Wednesday, August 19, 2020

Some people need to choose a new personality

A woman went shopping with her adult daughter and made the experience miserable for everyone. She was rude to the clerks who waited on them. She complained about everything throughout the day. Their last stop was to a shoe store. After trying on a few shoes she stomped out of the store. Once outside she turned to her daughter and demanded, "Did you see the look that salesperson gave me?" The daughter replied, "Mother, she didn't give you that look. You had it when you went into the store!"

We all know people like the mother. They are hypercritical, easily offended and angry about everything. They seem to go out of their way looking for something that will upset them. Unless they are complaining about something they can't be happy. It's a horrible way to live. If confronted, they will just respond that they are just being themselves. The good news is that it doesn't have to be permanent. We can change some aspects of our personality.

People spend vast sums of money on beauty treatments and plastic surgery to change some aspect of their physical appearance they don't like. No matter how much we change our physical appearance, our personality will still come out and show us for the person we are. A person may strive towards physical perfection, but if they maintain a sour personality they will still not be attractive.

Changing our personalities often means making small chances in our actions. For example, a person who is naturally an introvert is not likely to ever be the toast of the party. However, they can take steps to be more outgoing and engaging. My personality is very much that of an introvert. As I tell people, I can very easily blend into the wall paper at a social event, but I choose to not do that. I go to people and begin a conversation with them. It's not always easy, especially at first, but it's usually worth the effort.

A person who is very controlling can learn to let go and trust others to make good decisions for themselves. They can learn to delegate and trust people to complete their task.

Perhaps one of the hardest personality traits to change is anger. Angry people are those likely to insist that it's just the way they are. They can fly off the handle at the slightest provocation and expect everyone to be OK with that.  Angry people wonder why people avoid them and friends stop coming around. It's because people get tired of walking on eggshells around them afraid something they will say or do will set them off again.

Angry people can learn to control their anger.

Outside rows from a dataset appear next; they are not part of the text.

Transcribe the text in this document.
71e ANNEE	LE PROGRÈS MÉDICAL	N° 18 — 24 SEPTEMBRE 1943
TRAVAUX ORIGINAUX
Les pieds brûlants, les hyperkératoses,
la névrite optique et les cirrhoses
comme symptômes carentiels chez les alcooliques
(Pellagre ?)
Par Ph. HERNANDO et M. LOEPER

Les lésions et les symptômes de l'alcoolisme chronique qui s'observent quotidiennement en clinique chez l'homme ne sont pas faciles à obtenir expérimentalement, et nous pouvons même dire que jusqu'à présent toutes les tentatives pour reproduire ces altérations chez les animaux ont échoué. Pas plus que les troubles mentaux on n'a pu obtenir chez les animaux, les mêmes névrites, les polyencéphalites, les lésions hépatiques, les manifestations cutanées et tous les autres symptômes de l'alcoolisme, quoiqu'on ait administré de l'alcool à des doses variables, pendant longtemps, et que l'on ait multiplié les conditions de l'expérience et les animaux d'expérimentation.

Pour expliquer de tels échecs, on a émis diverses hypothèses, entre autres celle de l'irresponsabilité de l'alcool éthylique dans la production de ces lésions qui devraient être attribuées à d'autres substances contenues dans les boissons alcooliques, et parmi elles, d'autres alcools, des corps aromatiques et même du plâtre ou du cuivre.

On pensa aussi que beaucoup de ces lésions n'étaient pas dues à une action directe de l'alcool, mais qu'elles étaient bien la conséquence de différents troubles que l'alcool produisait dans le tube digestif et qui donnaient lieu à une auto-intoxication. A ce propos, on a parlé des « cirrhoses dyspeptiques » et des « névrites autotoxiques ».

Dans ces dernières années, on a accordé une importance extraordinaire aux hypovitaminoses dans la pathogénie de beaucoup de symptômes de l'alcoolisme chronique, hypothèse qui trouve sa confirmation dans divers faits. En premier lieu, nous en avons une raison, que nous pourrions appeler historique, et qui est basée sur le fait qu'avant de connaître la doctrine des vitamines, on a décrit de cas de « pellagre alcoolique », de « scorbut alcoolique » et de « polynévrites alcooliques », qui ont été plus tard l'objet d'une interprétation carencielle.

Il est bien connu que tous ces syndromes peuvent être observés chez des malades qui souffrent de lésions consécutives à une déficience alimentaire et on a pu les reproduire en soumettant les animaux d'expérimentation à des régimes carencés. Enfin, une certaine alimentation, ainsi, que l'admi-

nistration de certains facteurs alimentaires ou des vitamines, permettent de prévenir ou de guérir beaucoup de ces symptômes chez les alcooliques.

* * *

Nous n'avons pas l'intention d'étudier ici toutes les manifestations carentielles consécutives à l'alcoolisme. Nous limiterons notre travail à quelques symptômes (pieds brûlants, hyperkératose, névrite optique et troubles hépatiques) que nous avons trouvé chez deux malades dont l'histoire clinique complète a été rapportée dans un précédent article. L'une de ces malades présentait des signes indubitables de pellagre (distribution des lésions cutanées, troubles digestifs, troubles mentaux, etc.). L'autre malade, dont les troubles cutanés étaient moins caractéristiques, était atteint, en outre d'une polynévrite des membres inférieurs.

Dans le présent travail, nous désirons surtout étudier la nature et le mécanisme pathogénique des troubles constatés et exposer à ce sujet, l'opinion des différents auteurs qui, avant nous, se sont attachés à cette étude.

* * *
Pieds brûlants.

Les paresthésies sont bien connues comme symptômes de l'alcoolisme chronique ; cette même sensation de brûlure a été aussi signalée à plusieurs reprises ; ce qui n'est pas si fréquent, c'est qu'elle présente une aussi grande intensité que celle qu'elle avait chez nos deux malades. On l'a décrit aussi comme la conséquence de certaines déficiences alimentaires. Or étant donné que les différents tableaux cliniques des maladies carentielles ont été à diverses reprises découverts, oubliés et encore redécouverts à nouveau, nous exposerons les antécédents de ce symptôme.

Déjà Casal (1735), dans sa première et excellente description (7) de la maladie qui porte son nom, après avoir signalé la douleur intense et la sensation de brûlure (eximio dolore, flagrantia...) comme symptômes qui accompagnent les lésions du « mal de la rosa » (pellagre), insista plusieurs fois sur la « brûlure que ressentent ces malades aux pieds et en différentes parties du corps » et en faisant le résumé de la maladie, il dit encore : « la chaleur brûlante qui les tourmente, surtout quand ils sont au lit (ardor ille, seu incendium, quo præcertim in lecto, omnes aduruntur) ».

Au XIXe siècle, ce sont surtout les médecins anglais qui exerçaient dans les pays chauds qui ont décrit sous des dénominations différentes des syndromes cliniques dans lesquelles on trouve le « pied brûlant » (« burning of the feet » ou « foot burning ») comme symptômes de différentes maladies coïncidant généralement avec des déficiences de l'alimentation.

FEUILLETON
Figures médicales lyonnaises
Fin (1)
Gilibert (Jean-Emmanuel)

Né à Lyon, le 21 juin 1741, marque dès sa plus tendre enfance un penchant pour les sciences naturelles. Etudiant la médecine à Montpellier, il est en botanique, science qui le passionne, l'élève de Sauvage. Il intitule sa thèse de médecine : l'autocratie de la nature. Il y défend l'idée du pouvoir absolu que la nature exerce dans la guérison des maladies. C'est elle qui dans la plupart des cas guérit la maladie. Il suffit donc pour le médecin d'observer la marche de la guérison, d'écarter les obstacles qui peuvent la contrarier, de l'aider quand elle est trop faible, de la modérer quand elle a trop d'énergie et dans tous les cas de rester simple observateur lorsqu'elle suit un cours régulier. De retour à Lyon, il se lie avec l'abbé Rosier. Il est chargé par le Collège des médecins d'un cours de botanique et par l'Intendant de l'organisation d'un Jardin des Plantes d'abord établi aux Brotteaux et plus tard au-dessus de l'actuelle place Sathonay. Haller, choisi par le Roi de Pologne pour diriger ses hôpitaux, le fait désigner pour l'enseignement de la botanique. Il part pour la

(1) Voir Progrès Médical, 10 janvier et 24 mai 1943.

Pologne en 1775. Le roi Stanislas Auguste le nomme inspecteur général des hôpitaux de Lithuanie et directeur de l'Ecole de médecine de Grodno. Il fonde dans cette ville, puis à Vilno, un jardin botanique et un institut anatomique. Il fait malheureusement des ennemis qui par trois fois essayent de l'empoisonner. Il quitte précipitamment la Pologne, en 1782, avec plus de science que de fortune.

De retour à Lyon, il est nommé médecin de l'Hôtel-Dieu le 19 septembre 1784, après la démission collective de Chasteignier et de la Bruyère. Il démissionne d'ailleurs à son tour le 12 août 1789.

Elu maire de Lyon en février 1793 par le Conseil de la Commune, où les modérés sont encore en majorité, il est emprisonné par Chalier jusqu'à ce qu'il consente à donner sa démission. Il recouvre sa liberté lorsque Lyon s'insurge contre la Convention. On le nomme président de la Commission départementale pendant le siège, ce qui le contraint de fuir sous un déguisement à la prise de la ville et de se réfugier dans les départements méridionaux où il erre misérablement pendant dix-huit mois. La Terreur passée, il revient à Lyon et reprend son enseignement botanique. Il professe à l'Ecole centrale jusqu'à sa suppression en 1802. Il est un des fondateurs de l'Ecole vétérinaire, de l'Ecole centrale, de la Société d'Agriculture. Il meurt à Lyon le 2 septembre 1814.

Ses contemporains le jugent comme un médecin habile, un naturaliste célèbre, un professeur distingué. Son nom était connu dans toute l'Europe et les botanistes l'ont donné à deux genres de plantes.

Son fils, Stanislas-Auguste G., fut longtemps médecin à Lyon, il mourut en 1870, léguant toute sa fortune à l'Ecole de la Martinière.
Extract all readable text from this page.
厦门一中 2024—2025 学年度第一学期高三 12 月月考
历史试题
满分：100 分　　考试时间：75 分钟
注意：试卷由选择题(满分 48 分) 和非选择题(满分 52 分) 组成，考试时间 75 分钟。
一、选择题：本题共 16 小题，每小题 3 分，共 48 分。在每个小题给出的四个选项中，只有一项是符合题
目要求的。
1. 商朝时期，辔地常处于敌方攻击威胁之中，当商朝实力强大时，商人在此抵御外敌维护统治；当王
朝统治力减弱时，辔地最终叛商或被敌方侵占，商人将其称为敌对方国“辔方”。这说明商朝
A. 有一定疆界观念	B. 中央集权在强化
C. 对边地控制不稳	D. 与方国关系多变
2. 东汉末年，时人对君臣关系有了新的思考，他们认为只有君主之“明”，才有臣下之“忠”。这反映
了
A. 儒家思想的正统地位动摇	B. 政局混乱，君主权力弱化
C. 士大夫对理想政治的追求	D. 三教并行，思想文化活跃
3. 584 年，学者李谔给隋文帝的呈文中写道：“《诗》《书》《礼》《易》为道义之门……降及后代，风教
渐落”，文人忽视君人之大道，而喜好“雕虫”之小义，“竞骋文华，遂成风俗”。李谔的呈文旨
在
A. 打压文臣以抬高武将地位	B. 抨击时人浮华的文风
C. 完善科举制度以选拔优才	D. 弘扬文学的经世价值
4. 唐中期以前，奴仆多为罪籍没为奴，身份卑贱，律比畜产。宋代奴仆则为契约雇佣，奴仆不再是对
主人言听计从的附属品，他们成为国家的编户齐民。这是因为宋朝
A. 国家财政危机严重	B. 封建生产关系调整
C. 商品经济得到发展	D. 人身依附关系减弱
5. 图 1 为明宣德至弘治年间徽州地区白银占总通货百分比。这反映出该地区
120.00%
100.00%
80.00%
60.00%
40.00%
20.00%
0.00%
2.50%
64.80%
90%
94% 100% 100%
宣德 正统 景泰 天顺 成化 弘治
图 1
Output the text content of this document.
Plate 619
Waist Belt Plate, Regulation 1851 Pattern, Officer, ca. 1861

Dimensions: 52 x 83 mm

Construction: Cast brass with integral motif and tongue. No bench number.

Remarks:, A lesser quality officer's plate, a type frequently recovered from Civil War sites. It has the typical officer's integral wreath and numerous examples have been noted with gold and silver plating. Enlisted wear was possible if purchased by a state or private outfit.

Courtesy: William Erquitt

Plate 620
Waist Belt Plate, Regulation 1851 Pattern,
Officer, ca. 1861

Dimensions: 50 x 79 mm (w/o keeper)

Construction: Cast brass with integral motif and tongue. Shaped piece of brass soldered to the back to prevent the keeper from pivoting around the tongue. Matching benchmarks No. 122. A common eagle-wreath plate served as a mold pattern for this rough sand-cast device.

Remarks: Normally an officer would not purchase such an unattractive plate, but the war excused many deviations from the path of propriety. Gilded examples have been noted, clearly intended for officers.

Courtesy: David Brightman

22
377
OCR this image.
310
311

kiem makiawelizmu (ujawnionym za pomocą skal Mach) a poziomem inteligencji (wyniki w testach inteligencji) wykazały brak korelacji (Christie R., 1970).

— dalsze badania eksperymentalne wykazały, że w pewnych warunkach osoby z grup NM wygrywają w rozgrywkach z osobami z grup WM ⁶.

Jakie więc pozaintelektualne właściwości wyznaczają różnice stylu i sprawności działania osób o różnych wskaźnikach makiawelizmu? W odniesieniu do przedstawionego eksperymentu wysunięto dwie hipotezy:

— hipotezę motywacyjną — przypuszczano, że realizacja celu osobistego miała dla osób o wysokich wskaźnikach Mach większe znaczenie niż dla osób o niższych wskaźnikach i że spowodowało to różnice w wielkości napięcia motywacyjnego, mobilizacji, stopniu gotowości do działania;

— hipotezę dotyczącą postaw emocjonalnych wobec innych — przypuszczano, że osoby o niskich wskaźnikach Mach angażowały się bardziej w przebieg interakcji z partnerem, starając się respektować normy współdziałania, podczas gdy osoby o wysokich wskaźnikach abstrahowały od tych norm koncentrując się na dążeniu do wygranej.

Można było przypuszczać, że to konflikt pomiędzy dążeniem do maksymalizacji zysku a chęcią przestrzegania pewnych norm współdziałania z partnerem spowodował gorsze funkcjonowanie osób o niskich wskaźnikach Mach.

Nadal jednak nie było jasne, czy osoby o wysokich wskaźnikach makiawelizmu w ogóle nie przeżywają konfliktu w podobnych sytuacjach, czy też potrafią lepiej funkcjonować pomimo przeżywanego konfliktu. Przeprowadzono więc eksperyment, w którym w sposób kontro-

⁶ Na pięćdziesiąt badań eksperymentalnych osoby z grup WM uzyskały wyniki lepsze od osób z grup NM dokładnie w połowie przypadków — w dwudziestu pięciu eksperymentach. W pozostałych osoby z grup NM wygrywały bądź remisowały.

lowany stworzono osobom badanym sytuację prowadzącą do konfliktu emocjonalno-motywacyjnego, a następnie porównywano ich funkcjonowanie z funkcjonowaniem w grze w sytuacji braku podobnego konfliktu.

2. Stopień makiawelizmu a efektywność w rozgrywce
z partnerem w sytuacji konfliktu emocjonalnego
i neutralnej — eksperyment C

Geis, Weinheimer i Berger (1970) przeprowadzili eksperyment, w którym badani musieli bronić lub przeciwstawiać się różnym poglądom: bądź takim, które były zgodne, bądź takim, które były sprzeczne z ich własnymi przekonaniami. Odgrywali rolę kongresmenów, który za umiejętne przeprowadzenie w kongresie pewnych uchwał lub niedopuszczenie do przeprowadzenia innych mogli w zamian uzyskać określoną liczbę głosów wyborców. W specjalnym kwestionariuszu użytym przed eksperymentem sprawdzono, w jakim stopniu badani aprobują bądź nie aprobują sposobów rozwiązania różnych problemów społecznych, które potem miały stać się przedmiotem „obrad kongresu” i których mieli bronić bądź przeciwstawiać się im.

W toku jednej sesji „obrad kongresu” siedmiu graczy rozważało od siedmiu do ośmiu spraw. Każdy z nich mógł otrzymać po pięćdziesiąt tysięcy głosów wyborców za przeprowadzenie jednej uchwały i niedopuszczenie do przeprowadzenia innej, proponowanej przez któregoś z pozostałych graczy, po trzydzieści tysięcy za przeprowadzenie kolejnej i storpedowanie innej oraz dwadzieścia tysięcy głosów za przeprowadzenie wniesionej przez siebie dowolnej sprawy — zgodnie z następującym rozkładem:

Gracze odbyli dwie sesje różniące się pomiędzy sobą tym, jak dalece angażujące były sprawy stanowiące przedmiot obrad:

They can choose to respond better to triggers that previously would cause them to erupt.

The first step in getting a personality makeover is to identify the behaviors you need to change. If you're not sure where to start, ask someone who loves you enough to be honest with you. Once you identify the behavior that needs to change you can begin to think through the steps you need to take to make that change. None of this is going to happen overnight so be patient with yourself.

You may want to bring in some professional help, especially if your behaviors are having a negative impact on your life and/or your career. There's nothing wrong with bringing in a life coach or a counselor to help you work through the process you need to follow to change aspects of your personality. Having someone to hold you accountable will probably make the process go quicker and more smoothly.

No one has to feel trapped with a personality issue that is causing them problems. You can make adjustments to your personality if you choose to do so.